Google Fiber: A lesson on free market failure - evo_9
http://www.extremetech.com/internet/135687-google-fiber-a-lesson-on-free-market-failure
======
endersshadow
This is a puff piece with a linkbait headline. In no way is Google Fiber a
"lesson on free market failure." Moreover, the article concludes we need the
all too broad "simplified" regulation for fiber/cable networks. This is all
launched off of generating a straw man argument of a conservative and then
going from there.

Laying down a network is a huge undertaking. Not only is it expensive in terms
of infrastructure costs, but it turns out that you can't just dig up people's
yards in order to lay your cable down. You have to (rightly) go through _a
lot_ of red tape to do so.
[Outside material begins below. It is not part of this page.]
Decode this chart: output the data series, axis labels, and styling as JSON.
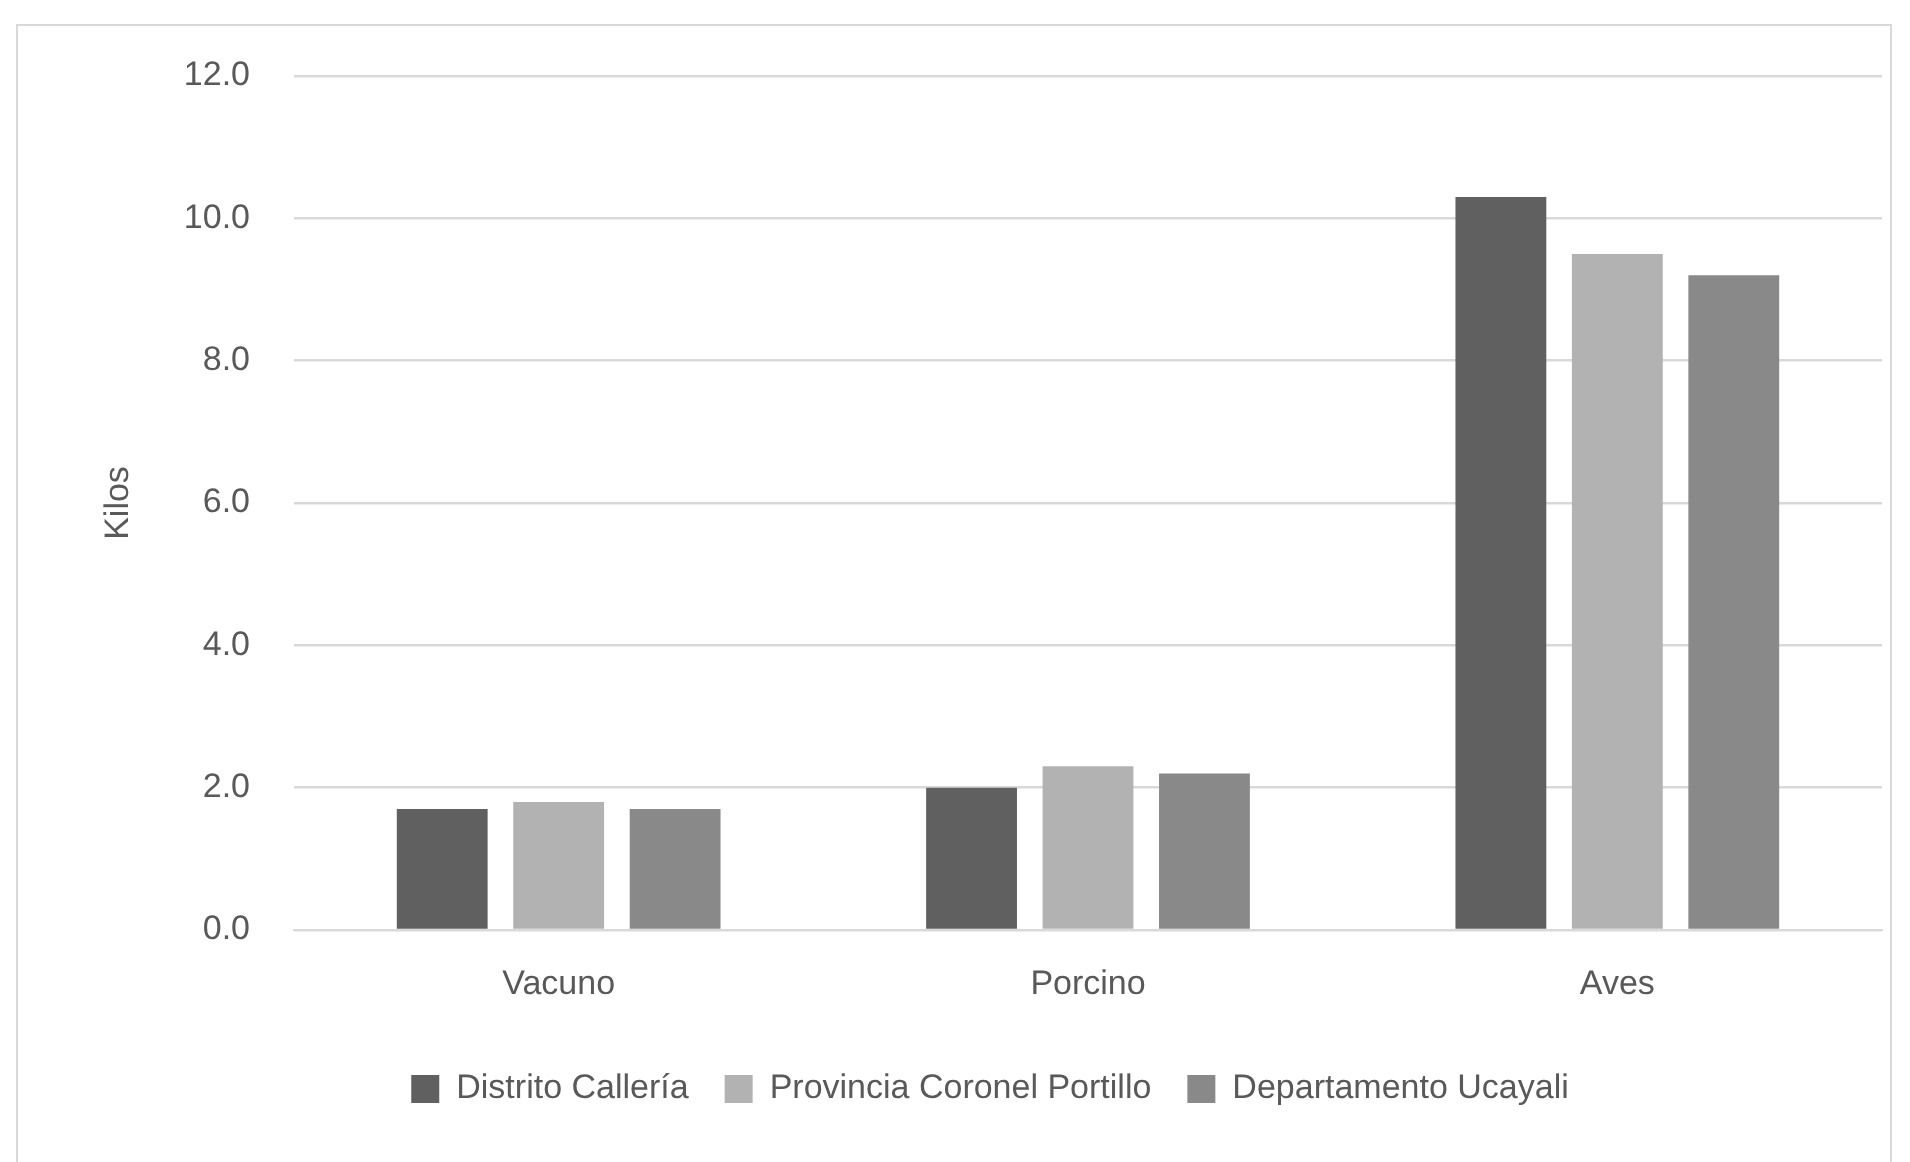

No person in their right minds would _ever_ back
complete deregulation of a market which essentially requires imminent domain
to be imbued.

Moreover, Kansas City did not deregulate. Kansas City is granting Google part
in the oligopoly--Google did not arise as a fiber competitor without help from
the city. Kansas City did, however, seek Google out and entice them to come to
their city to provide competition.

This article is a long-winded straw man argument without much substance. I was
hoping it would expound on some of the ways that cities can adopt broadband-
friendly policies, or at least figure out why Google Fiber was a free market
failure.